Monday, Aug. 01, 1927

Golf Reform

A certain type of scientist, watching a baseball game, would writhe in his seat to see a fielder drop a fly. "How inefficient!" this scientist would groan. "Why doesn't the supervisor of this nine-man-reciprocating machine equip his units with some substance which would increase adhesion on the inner surfaces of their so-called gloves? Tentatively, and subject to experiment, I should say that a satisfactory substance for this purpose might be found in common or furniture glue."

Golf devotees who read the Scientific American were dismayed last week to find Daniel McFarlan Moore, a New Jersey electrical engineer and inventor, proposing for golf the equivalent of glued gloves in baseball.

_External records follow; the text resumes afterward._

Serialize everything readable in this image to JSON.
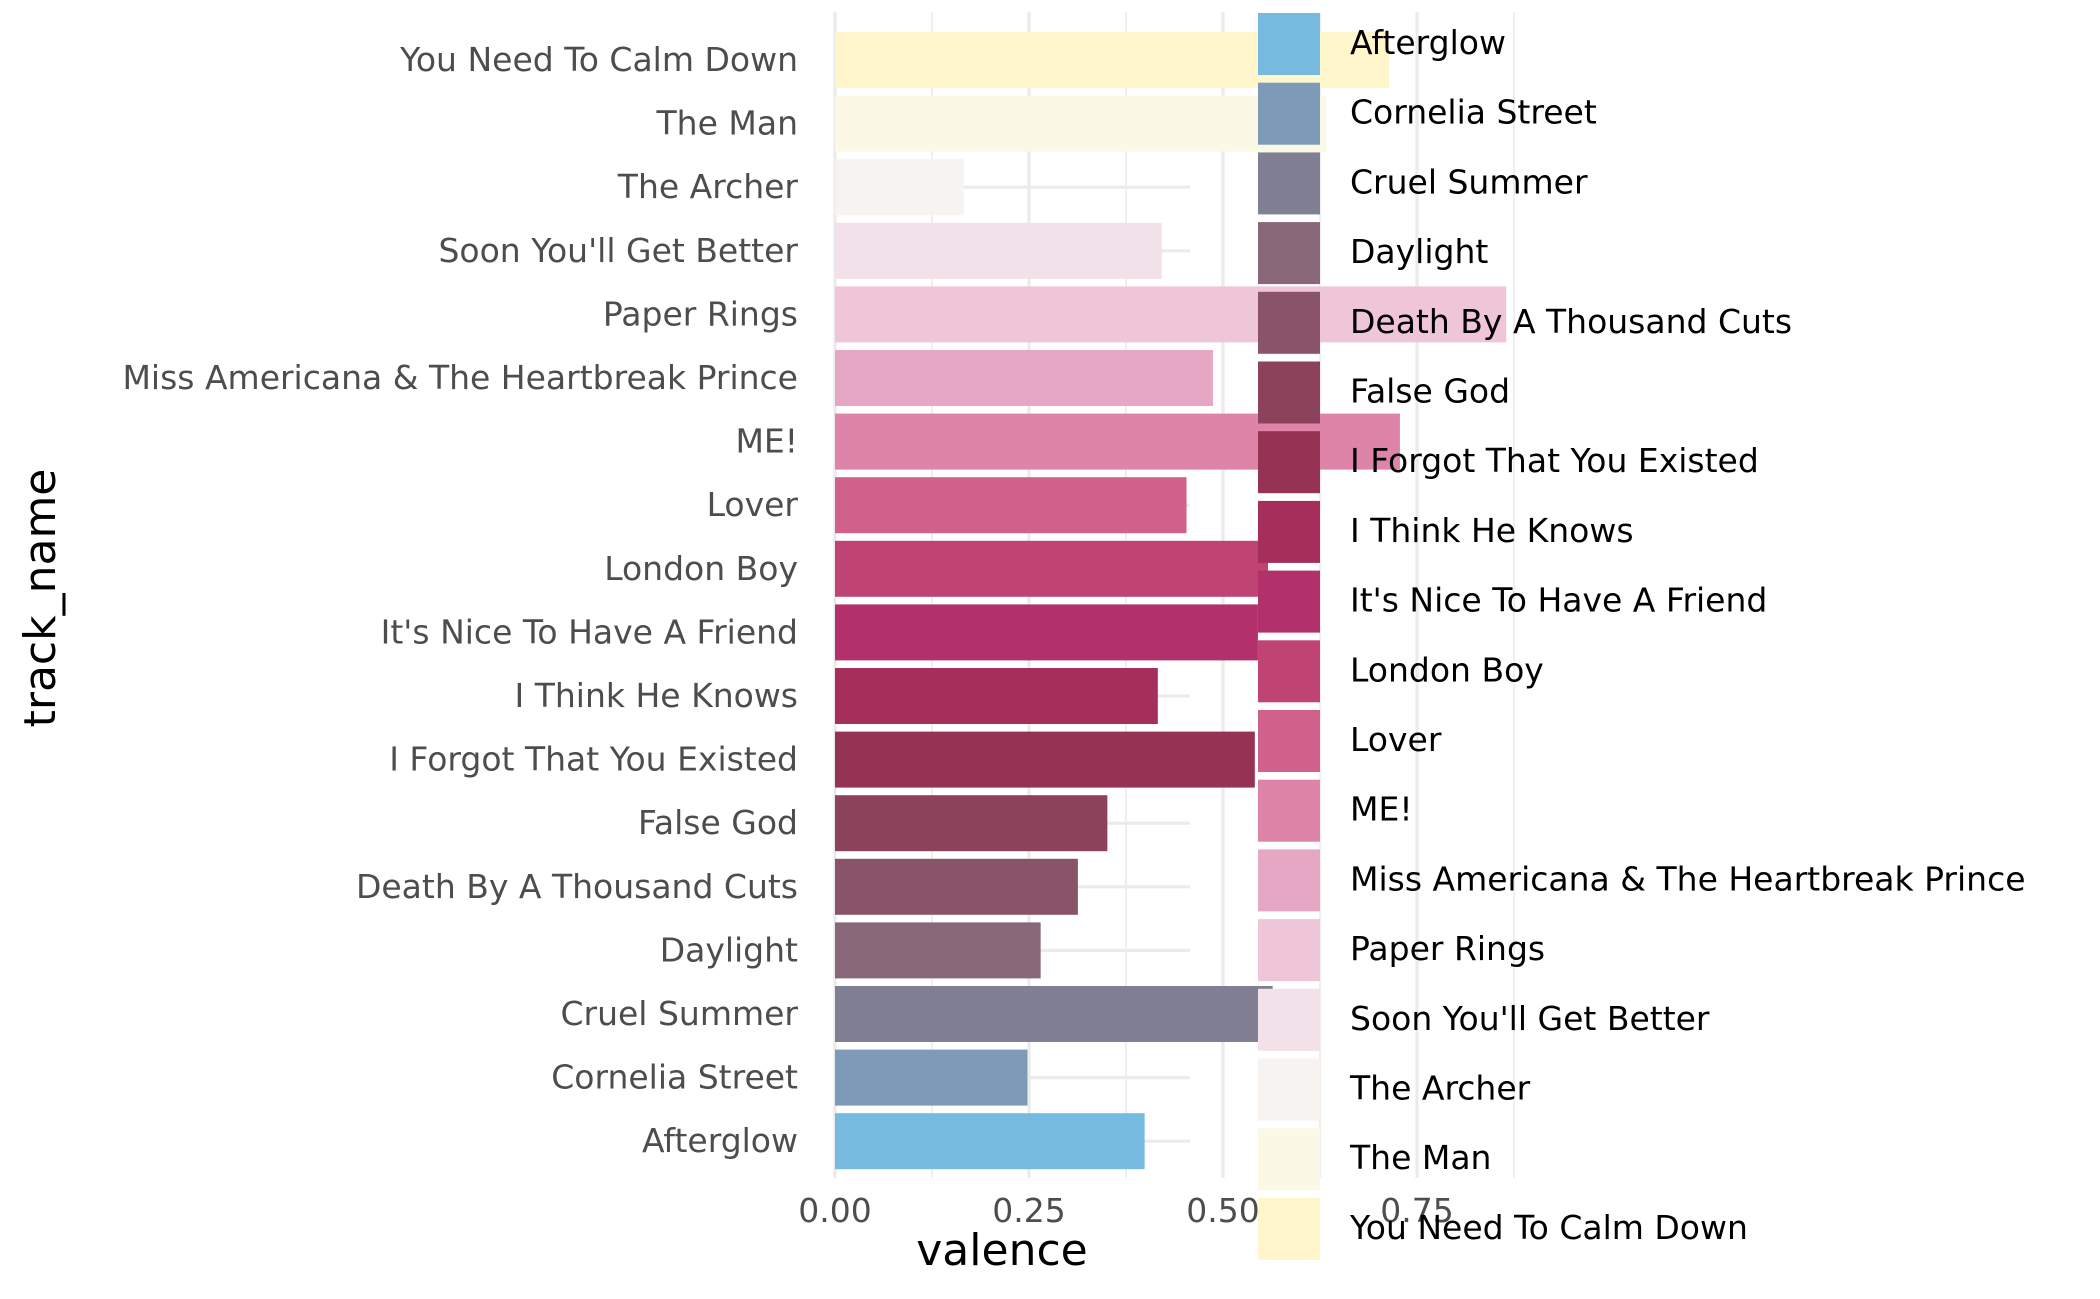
{
  "chart_data": {
    "type": "bar",
    "orientation": "horizontal",
    "xlabel": "valence",
    "ylabel": "track_name",
    "xlim": [
      0,
      0.9
    ],
    "x_ticks": [
      0,
      0.25,
      0.5,
      0.75
    ],
    "x_tick_labels": [
      "0.00",
      "0.25",
      "0.50",
      "0.75"
    ],
    "grid": true,
    "legend_position": "right",
    "categories": [
      "Afterglow",
      "Cornelia Street",
      "Cruel Summer",
      "Daylight",
      "Death By A Thousand Cuts",
      "False God",
      "I Forgot That You Existed",
      "I Think He Knows",
      "It's Nice To Have A Friend",
      "London Boy",
      "Lover",
      "ME!",
      "Miss Americana & The Heartbreak Prince",
      "Paper Rings",
      "Soon You'll Get Better",
      "The Archer",
      "The Man",
      "You Need To Calm Down"
    ],
    "values": [
      0.399,
      0.248,
      0.564,
      0.265,
      0.313,
      0.351,
      0.541,
      0.416,
      0.545,
      0.558,
      0.453,
      0.728,
      0.487,
      0.865,
      0.421,
      0.166,
      0.633,
      0.714
    ],
    "colors": [
      "#77BAE0",
      "#7D9BB7",
      "#817F93",
      "#876778",
      "#8A5468",
      "#8D425C",
      "#963354",
      "#A52E5B",
      "#B2316A",
      "#C04473",
      "#CF618A",
      "#DD84A8",
      "#E6A7C4",
      "#EFC6D8",
      "#F2E1E8",
      "#F6F3F0",
      "#FBF8E6",
      "#FFF6CC"
    ]
  }
}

Supported by the simplest laws of mechanics, Mr. Moore had no difficulty in showing that golf clubs as now designed are scientifically reprehensible. The object of golf being to drive a sphere straight and far by the impact of a weighted flat surface swinging in an arc at the end of a shaft, it is clear that the flat surface should strike the ball with its plane at right angles to the ball's proposed line of flight. Golf clubs as now designed introduce a torsion factor, making the right-angle contact of clubface and ball depend on muscular control of the shaft to which the clubface is attached. The clubface is likely to twist because the axis of the shaft is one and one-half inches or so removed from the point of ball-impact on the club face. Nothing is more common in golf than to hear a player complain, "The club turned in my hand."

Scientist Moore's article was illustrated with views of a set of scientific clubs he had designed, with the shaft entering the club-head so that the shaft axis intersected the centre-line of the clubface at the exact point where ball-impact should come. With true scientific economy, the club-faces were diminished in size, the round-faced putter resembling a small croquet mallet. The mashie and midiron looked like chunky little hoes with slanted handles.

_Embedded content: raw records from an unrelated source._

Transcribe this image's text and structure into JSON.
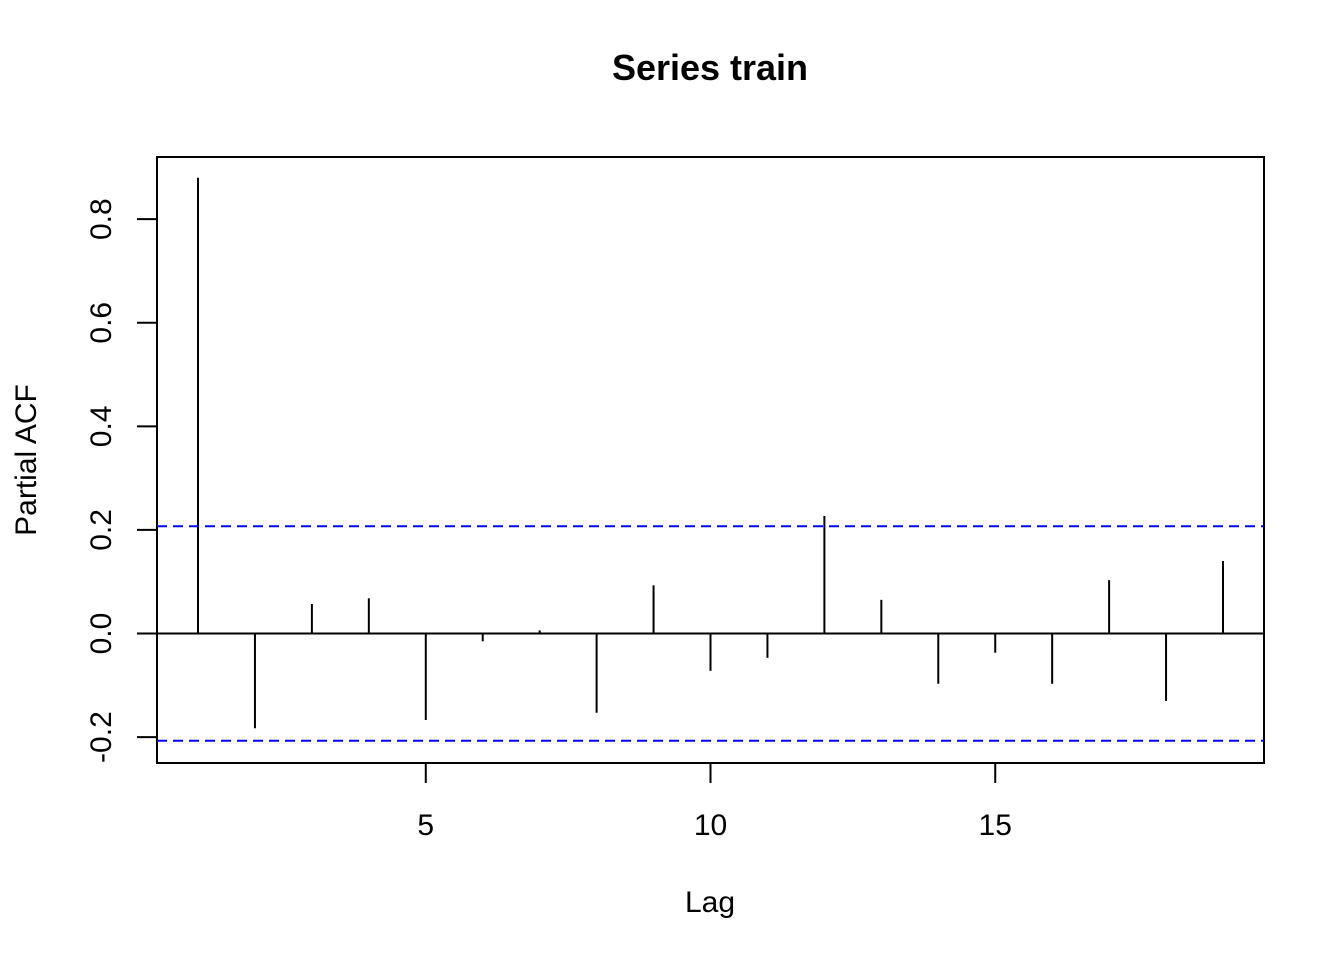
{
  "chart_data": {
    "type": "bar",
    "title": "Series  train",
    "xlabel": "Lag",
    "ylabel": "Partial ACF",
    "x": [
      1,
      2,
      3,
      4,
      5,
      6,
      7,
      8,
      9,
      10,
      11,
      12,
      13,
      14,
      15,
      16,
      17,
      18,
      19
    ],
    "values": [
      0.88,
      -0.183,
      0.057,
      0.068,
      -0.167,
      -0.015,
      0.006,
      -0.153,
      0.093,
      -0.072,
      -0.047,
      0.227,
      0.065,
      -0.097,
      -0.037,
      -0.097,
      0.103,
      -0.13,
      0.14
    ],
    "confidence_limits": [
      0.207,
      -0.207
    ],
    "xlim": [
      0.28,
      19.72
    ],
    "ylim": [
      -0.25,
      0.92
    ],
    "x_ticks": [
      5,
      10,
      15
    ],
    "y_ticks": [
      -0.2,
      0.0,
      0.2,
      0.4,
      0.6,
      0.8
    ],
    "y_tick_labels": [
      "-0.2",
      "0.0",
      "0.2",
      "0.4",
      "0.6",
      "0.8"
    ],
    "grid": false,
    "zero_line": true,
    "colors": {
      "bars": "#000000",
      "confidence": "#0000ff",
      "axes": "#000000"
    }
  }
}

Mr. Moore did not substantiate the worth of his invention by any data on the new clubs performance in actual play. But he claimed to have found added distance, surer direction and increased confidence, especially for golf novices. What success his "centre-line" clubs would have was problematical. Their principle is far from new, having been incorporated in the loggerheaded "Schenectady" putter in 1903.* But golf, since Demos took it up in the U. S., accepts its gifts from science with much better grace than in the days when gentlemen wore their hats and coats on the links. Steel tubes for shafts, wooden pegs for tees, celluloid crescents for eye shades, ivory for club faces, are but a few of the accepted innovations. The swiveling club-head (adjustable at any angle) is coming into use among economical people. Arm guides, wrist straps, ball-bearing balls, tripod bags, are among countless alluring aids to the awkward, their sale being stimulated by what Inventor Moore calls "the urge to win."

* Patented in 1903 by Robert E. Knight of the General Electric Co., Schenectady, N. Y. Walter Travis, many times an amateur champion and noted especially for his putting ability, brought the " Schenectady" to fame in 1904 by using one to win the British Amateur Championship. In 1905, the British Golf Association barred centre-shafted clubs from its tournaments. In 1920, the U.S.G.A. followed suit. But, like the forbidden rib-faced mashie, "Schenectadies" are still widely in use.